If anyone can find the Venn diagram of Luigi Mangione’s and Robert F. Kennedy Jr.’s Americas, it might be this team.

As a conspiracy thriller, “Common Side Effects” is decidedly an ordinary button mushroom. In the four episodes screened for critics, the action twists are familiar and the members of its shadowy cabal underdeveloped.

What makes the series captivating is its style and deadpan voice. The two D.E.A. agents put on Marshall’s case, Copano (Joseph Lee Anderson) and Harrington (Martha Kelly), are an oddball well-meaning pair who might have walked out of a ’90s indie comedy.

The narrative pace is laid-back and appealingly digressive. And the art shares with “Scavengers Reign” a realism blended with a flair for the baroque and mystical, particularly when it renders the workings of the Blue Angel fungus, which connects the creatures it heals with the universe on a cellular level.

But maybe most refreshing is how “Common Side Effects” manages to tell a pointed, conspiracist story without cynicism or despair.
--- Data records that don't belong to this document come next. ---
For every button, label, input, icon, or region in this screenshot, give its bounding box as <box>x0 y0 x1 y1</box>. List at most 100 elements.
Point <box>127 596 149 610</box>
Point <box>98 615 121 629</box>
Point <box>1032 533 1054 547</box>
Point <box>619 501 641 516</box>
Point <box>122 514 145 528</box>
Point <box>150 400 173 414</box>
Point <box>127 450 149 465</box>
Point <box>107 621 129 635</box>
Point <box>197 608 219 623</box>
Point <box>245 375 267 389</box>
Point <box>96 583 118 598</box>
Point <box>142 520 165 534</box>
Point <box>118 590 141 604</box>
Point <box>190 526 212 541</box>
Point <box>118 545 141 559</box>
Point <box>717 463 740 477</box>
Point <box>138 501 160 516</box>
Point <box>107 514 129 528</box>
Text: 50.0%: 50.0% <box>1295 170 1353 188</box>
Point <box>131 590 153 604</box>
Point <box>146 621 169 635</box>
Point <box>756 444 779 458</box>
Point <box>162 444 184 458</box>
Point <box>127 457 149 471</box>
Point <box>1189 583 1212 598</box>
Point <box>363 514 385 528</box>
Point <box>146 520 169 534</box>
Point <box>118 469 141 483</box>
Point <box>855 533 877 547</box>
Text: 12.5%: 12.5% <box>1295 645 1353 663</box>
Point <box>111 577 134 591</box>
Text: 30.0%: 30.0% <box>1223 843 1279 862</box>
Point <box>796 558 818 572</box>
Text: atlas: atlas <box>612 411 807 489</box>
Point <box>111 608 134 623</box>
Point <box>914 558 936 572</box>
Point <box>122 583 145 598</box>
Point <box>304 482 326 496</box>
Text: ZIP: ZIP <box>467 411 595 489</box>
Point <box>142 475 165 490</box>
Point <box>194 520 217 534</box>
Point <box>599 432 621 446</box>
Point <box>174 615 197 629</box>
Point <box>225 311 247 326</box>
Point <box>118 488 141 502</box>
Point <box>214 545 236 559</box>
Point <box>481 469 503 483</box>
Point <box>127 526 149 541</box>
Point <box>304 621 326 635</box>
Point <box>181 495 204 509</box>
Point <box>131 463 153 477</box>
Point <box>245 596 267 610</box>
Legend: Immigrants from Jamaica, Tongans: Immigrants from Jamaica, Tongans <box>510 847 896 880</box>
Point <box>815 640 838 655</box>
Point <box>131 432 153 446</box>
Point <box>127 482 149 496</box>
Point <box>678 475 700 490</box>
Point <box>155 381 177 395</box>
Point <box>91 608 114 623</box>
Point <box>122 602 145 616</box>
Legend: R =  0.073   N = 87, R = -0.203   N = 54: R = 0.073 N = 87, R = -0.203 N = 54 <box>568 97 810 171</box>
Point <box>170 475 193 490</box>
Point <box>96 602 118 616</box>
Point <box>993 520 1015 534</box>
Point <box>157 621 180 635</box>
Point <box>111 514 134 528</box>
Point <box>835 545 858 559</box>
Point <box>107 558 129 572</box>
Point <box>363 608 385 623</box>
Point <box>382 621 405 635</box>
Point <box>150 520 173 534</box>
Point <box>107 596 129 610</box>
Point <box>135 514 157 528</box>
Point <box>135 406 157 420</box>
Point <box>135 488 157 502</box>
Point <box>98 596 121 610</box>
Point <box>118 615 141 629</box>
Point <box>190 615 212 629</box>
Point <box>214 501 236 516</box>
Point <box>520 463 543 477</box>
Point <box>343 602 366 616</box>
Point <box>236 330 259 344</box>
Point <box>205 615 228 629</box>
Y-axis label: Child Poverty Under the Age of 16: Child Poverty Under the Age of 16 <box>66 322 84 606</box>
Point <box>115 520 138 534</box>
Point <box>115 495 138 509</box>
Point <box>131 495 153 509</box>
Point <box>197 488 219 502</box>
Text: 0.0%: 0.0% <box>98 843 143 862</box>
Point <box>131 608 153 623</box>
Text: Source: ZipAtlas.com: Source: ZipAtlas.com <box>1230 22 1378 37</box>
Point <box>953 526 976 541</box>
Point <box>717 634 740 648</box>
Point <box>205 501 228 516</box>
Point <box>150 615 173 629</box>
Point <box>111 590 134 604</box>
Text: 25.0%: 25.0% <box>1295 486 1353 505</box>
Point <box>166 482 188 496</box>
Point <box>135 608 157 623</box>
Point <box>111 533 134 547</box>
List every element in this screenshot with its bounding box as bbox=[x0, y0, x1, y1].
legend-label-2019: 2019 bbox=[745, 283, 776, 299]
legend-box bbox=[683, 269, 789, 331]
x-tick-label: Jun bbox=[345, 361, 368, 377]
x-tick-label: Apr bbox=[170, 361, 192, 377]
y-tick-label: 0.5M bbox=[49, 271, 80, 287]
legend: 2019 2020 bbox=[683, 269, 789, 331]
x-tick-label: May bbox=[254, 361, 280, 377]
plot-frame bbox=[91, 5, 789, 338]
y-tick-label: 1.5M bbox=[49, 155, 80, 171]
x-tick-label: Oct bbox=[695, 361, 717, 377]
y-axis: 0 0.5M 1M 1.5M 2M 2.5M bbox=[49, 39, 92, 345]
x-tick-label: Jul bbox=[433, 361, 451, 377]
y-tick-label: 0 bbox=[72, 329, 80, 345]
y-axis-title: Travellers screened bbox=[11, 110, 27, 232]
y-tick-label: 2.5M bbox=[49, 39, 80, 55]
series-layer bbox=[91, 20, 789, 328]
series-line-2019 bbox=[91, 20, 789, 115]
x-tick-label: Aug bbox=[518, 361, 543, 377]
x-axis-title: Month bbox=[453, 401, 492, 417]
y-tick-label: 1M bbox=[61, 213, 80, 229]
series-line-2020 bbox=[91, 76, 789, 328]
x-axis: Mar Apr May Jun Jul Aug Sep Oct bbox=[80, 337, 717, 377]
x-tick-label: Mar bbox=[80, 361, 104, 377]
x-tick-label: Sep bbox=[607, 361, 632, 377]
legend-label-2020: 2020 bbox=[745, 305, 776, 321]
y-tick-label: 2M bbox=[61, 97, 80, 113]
As it goes on, it seems as if the series’s true heart may be not Marshall but Frances, an Everywoman who has been pushed by circumstance to make compromises but who wants to be better and to do better.

This, in the end, seems to be this magical and whimsical series’s diagnosis. It sees a system full of obstacles but with only a few true villains. It does not see humanity as a disease eating away at the Earth but as an ecosystem component that needs to be nudged into better alignment with the whole. It sees a society that is often sick or misguided but is not irredeemable. There just happens to be shroom for improvement.